Descoberto no início dos anos 1970, o JCV é classificado em tipos e subtipos geneticamente distintos e originários de regiões específicas do planeta. Por isso, segundo alguns cientistas, se presta a ser a base de estudos filogenéticos de caráter semelhante aos produzidos a partir da análise do DNA mitocondrial e do cromossomo Y humanos, que refletem, respectivamente, as linhagens maternas e paternas de um indivíduo ou de uma população. Se, por exemplo, é identificada uma linhagem africana do patógeno num lugar habitado por pessoas com biotipo caucasiano, esse dado é interpretado como um indício de que ali houve um convívio prolongado com um indivíduo da etnia negra. “Esse vírus é persistente e passa de geração em geração”, comenta Antonio Vallinoto, especialista em epidemiologia e imunologia molecular da UFPA, outro autor do estudo. “Sua transmissão ocorre geralmente entre membros de uma mesma família ou comunidade.” Não se sabe ao certo como o vírus é transmitido, mas é possível que uma das formas de contágio seja pelo contato com água contaminada. Afinal, o microrganismo fica alojado permanentemente no rim humano.

Os trabalhos científicos sugerem que o JCV surgiu mais ou menos na mesma época do aparecimento do Homo sapiens, entre 100 mil e 200 mil anos atrás. Sua origem é igualmente situada no continente africano, berço do homem moderno. A forma mais ancestral do vírus, que emergiu nesse ponto do globo, é a hoje denominada tipo C. Da África, o microrganismo teria se espalhado pelos continentes do globo, seguindo os passos dos seres humanos, seu hospedeiro. Há cerca de 50 mil anos, teriam surgido outros dois tipos do vírus, o B, originalmente encontrado no noroeste da África e na Ásia, e o A, que emergiu possivelmente quando o homem fincou pé na Europa. Cada grande tipo do vírus é dividido em subtipos ainda mais específicos e ligados a uma área mais restrita. Por exemplo, dentro do tipo C há o subtipo Af1, predominante na maior parte da África. O tipo B tem dois importantes subtipos, o Af2, também de origem africana, e o MY, asiático. O tipo A apresenta o subtipo EU, associado à Europa.
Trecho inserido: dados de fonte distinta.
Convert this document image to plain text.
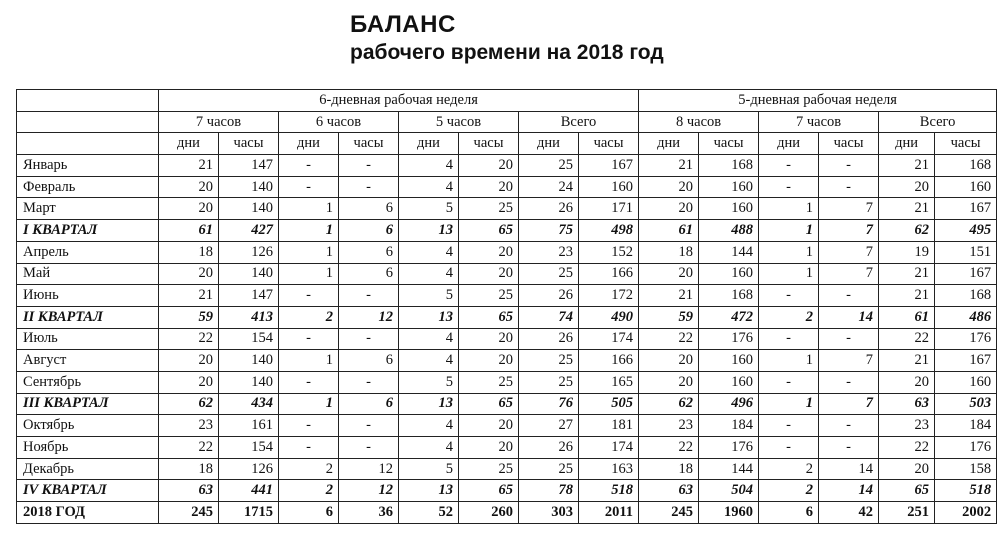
БАЛАНС
рабочего времени на 2018 год
	6-дневная рабочая неделя								5-дневная рабочая неделя					
	7 часов		6 часов		5 часов		Всего		8 часов		7 часов		Всего	
	дни	часы	дни	часы	дни	часы	дни	часы	дни	часы	дни	часы	дни	часы
Январь	21	147	-	-	4	20	25	167	21	168	-	-	21	168
Февраль	20	140	-	-	4	20	24	160	20	160	-	-	20	160
Март	20	140	1	6	5	25	26	171	20	160	1	7	21	167
I КВАРТАЛ	61	427	1	6	13	65	75	498	61	488	1	7	62	495
Апрель	18	126	1	6	4	20	23	152	18	144	1	7	19	151
Май	20	140	1	6	4	20	25	166	20	160	1	7	21	167
Июнь	21	147	-	-	5	25	26	172	21	168	-	-	21	168
II КВАРТАЛ	59	413	2	12	13	65	74	490	59	472	2	14	61	486
Июль	22	154	-	-	4	20	26	174	22	176	-	-	22	176
Август	20	140	1	6	4	20	25	166	20	160	1	7	21	167
Сентябрь	20	140	-	-	5	25	25	165	20	160	-	-	20	160
III КВАРТАЛ	62	434	1	6	13	65	76	505	62	496	1	7	63	503
Октябрь	23	161	-	-	4	20	27	181	23	184	-	-	23	184
Ноябрь	22	154	-	-	4	20	26	174	22	176	-	-	22	176
Декабрь	18	126	2	12	5	25	25	163	18	144	2	14	20	158
IV КВАРТАЛ	63	441	2	12	13	65	78	518	63	504	2	14	65	518
2018 ГОД	245	1715	6	36	52	260	303	2011	245	1960	6	42	251	2002
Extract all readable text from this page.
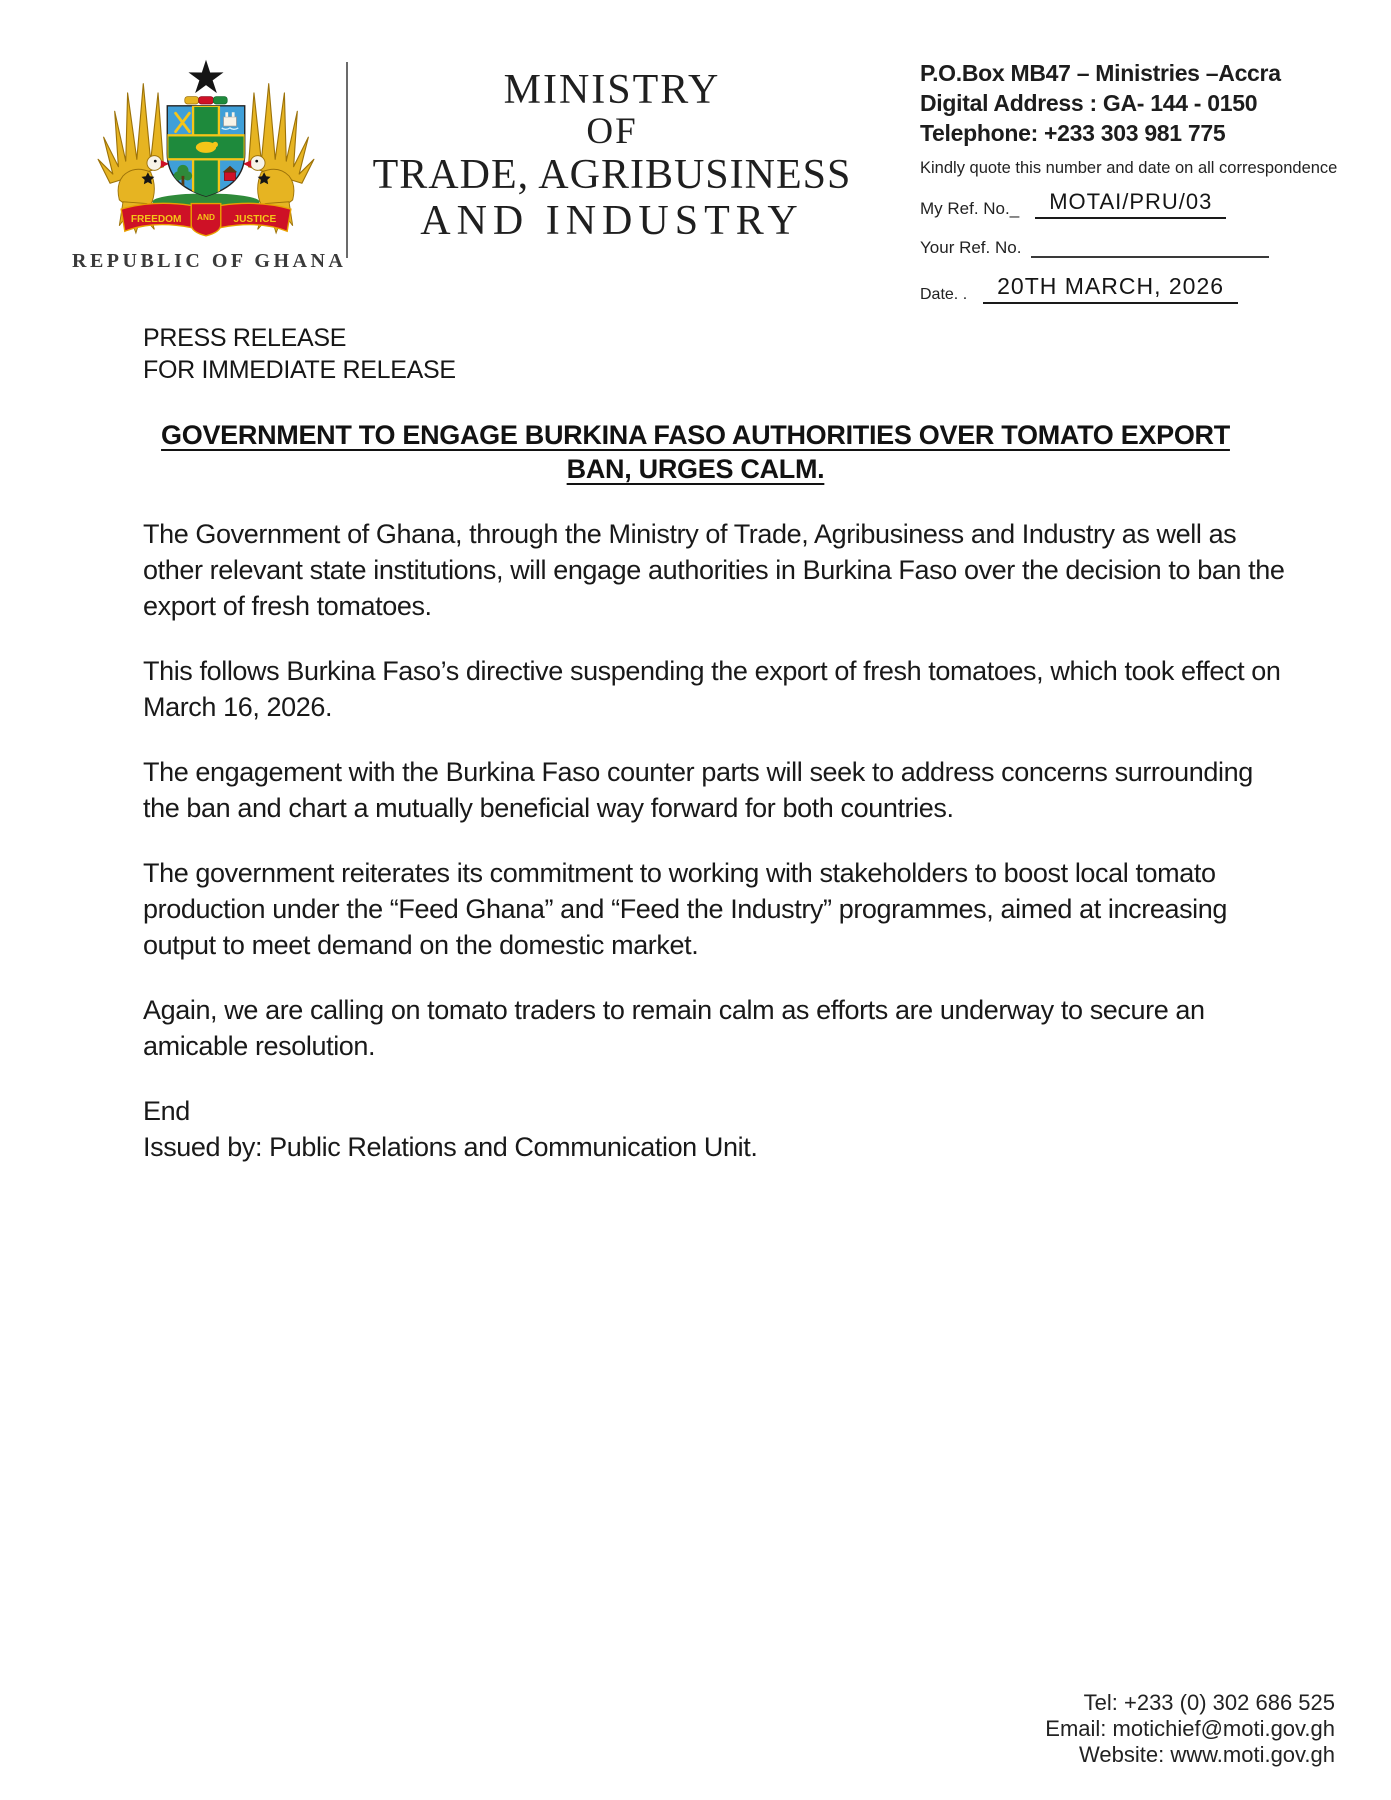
FREEDOM AND JUSTICE
REPUBLIC OF GHANA
MINISTRY
OF
TRADE, AGRIBUSINESS
AND INDUSTRY
P.O.Box MB47 – Ministries –Accra
Digital Address : GA- 144 - 0150
Telephone: +233 303 981 775
Kindly quote this number and date on all correspondence
My Ref. No._	MOTAI/PRU/03
Your Ref. No.
Date. .	20TH MARCH, 2026
PRESS RELEASE
FOR IMMEDIATE RELEASE
GOVERNMENT TO ENGAGE BURKINA FASO AUTHORITIES OVER TOMATO EXPORT
BAN, URGES CALM.

The Government of Ghana, through the Ministry of Trade, Agribusiness and Industry as well as other relevant state institutions, will engage authorities in Burkina Faso over the decision to ban the export of fresh tomatoes.

This follows Burkina Faso’s directive suspending the export of fresh tomatoes, which took effect on March 16, 2026.

The engagement with the Burkina Faso counter parts will seek to address concerns surrounding the ban and chart a mutually beneficial way forward for both countries.

The government reiterates its commitment to working with stakeholders to boost local tomato production under the “Feed Ghana” and “Feed the Industry” programmes, aimed at increasing output to meet demand on the domestic market.

Again, we are calling on tomato traders to remain calm as efforts are underway to secure an amicable resolution.

End

Issued by: Public Relations and Communication Unit.

Tel: +233 (0) 302 686 525
Email: motichief@moti.gov.gh
Website: www.moti.gov.gh
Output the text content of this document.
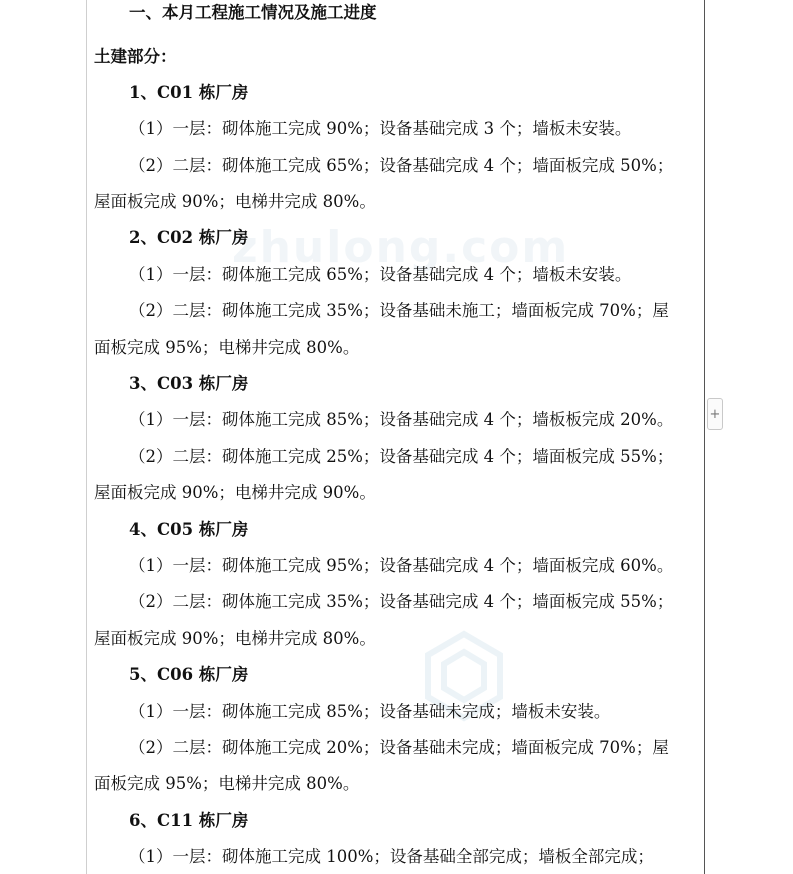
zhulong.com
一、本月工程施工情况及施工进度
土建部分：
1、C01 栋厂房
（1）一层：砌体施工完成 90%；设备基础完成 3 个；墙板未安装。
（2）二层：砌体施工完成 65%；设备基础完成 4 个；墙面板完成 50%；
屋面板完成 90%；电梯井完成 80%。
2、C02 栋厂房
（1）一层：砌体施工完成 65%；设备基础完成 4 个；墙板未安装。
（2）二层：砌体施工完成 35%；设备基础未施工；墙面板完成 70%；屋
面板完成 95%；电梯井完成 80%。
3、C03 栋厂房
（1）一层：砌体施工完成 85%；设备基础完成 4 个；墙板板完成 20%。
（2）二层：砌体施工完成 25%；设备基础完成 4 个；墙面板完成 55%；
屋面板完成 90%；电梯井完成 90%。
4、C05 栋厂房
（1）一层：砌体施工完成 95%；设备基础完成 4 个；墙面板完成 60%。
（2）二层：砌体施工完成 35%；设备基础完成 4 个；墙面板完成 55%；
屋面板完成 90%；电梯井完成 80%。
5、C06 栋厂房
（1）一层：砌体施工完成 85%；设备基础未完成；墙板未安装。
（2）二层：砌体施工完成 20%；设备基础未完成；墙面板完成 70%；屋
面板完成 95%；电梯井完成 80%。
6、C11 栋厂房
（1）一层：砌体施工完成 100%；设备基础全部完成；墙板全部完成；
+
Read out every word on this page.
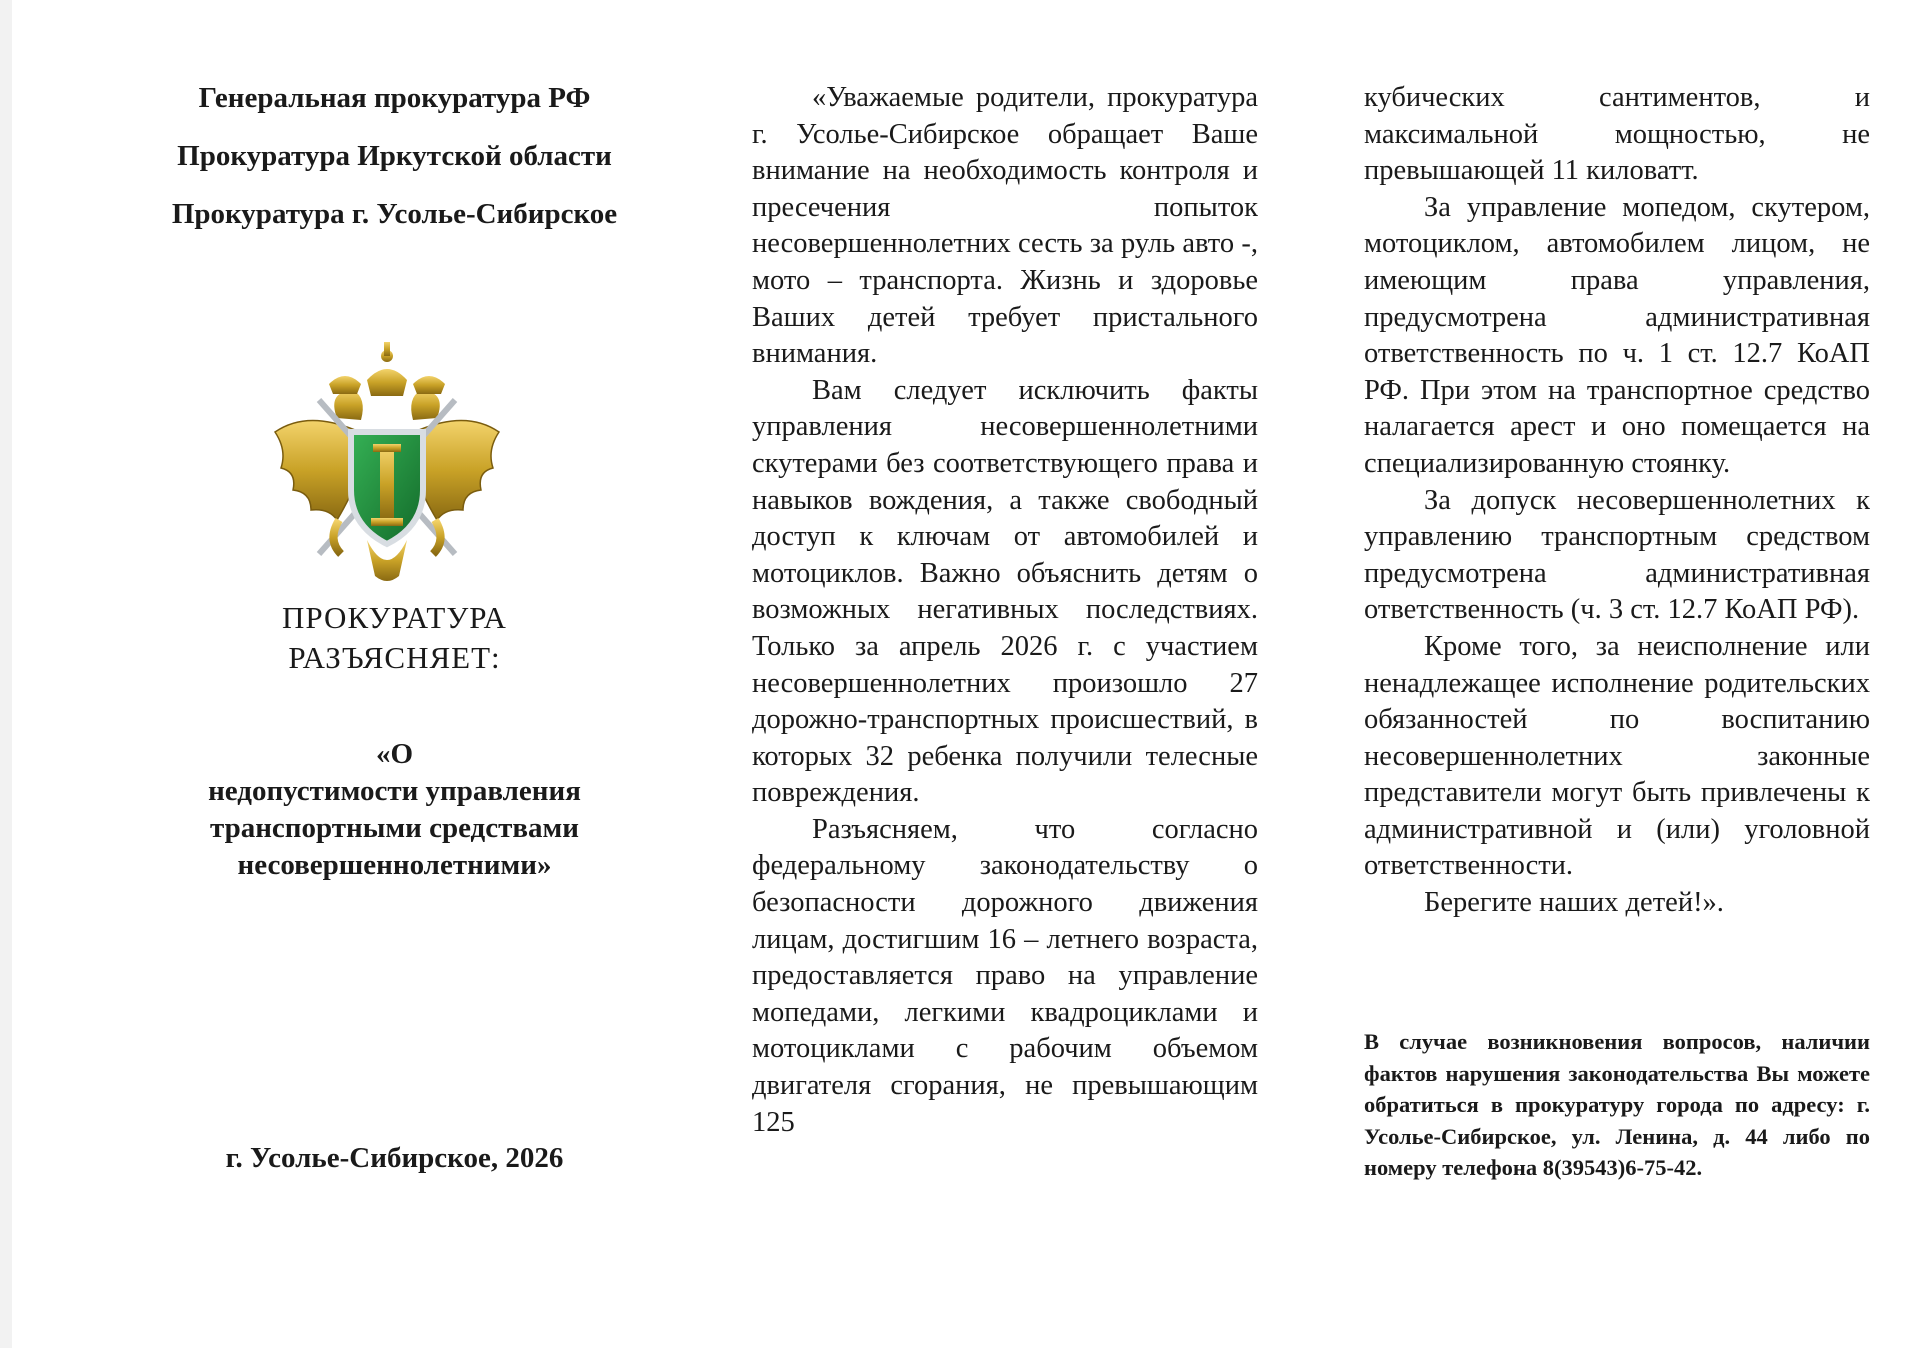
Генеральная прокуратура РФ
Прокуратура Иркутской области
Прокуратура г. Усолье-Сибирское
ПРОКУРАТУРА
РАЗЪЯСНЯЕТ:
«О
недопустимости управления
транспортными средствами
несовершеннолетними»
г. Усолье-Сибирское, 2026

«Уважаемые родители, прокуратура г. Усолье-Сибирское обращает Ваше внимание на необходимость контроля и пресечения попыток несовершеннолетних сесть за руль авто -, мото – транспорта. Жизнь и здоровье Ваших детей требует пристального внимания.

Вам следует исключить факты управления несовершеннолетними скутерами без соответствующего права и навыков вождения, а также свободный доступ к ключам от автомобилей и мотоциклов. Важно объяснить детям о возможных негативных последствиях. Только за апрель 2026 г. с участием несовершеннолетних произошло 27 дорожно-транспортных происшествий, в которых 32 ребенка получили телесные повреждения.

Разъясняем, что согласно федеральному законодательству о безопасности дорожного движения лицам, достигшим 16 – летнего возраста, предоставляется право на управление мопедами, легкими квадроциклами и мотоциклами с рабочим объемом двигателя сгорания, не превышающим 125

кубических сантиментов, и максимальной мощностью, не превышающей 11 киловатт.

За управление мопедом, скутером, мотоциклом, автомобилем лицом, не имеющим права управления, предусмотрена административная ответственность по ч. 1 ст. 12.7 КоАП РФ. При этом на транспортное средство налагается арест и оно помещается на специализированную стоянку.

За допуск несовершеннолетних к управлению транспортным средством предусмотрена административная ответственность (ч. 3 ст. 12.7 КоАП РФ).

Кроме того, за неисполнение или ненадлежащее исполнение родительских обязанностей по воспитанию несовершеннолетних законные представители могут быть привлечены к административной и (или) уголовной ответственности.

Берегите наших детей!».

В случае возникновения вопросов, наличии фактов нарушения законодательства Вы можете обратиться в прокуратуру города по адресу: г. Усолье-Сибирское, ул. Ленина, д. 44 либо по номеру телефона 8(39543)6-75-42.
De acordo com o artigo escrito pelos pesquisadores paraenses, o vírus exibe grande diversidade genética entre a população de Belém, com predomínio do tipo B, enquanto os quilombolas têm variantes africanas (Af2) e também asiáticas (MY). A índia Suruí também carregava o subtipo MY. “Vimos ainda que há mutações no vírus encontrado no Pará que parecem ter ocorrido após o JCV ter entrado nessa parte do Brasil”, comenta Ishak. Pode estar surgindo um subtipo tipicamente amazônico do agente infeccioso.

Artigo científico
CAYRES-VALLINOTO, I. M. V. et al. Human JCV infections as a bio-anthropological marker of the formation of brazilian amazonian populations. Plos One. Publicado on-line em 12 de out. 2012.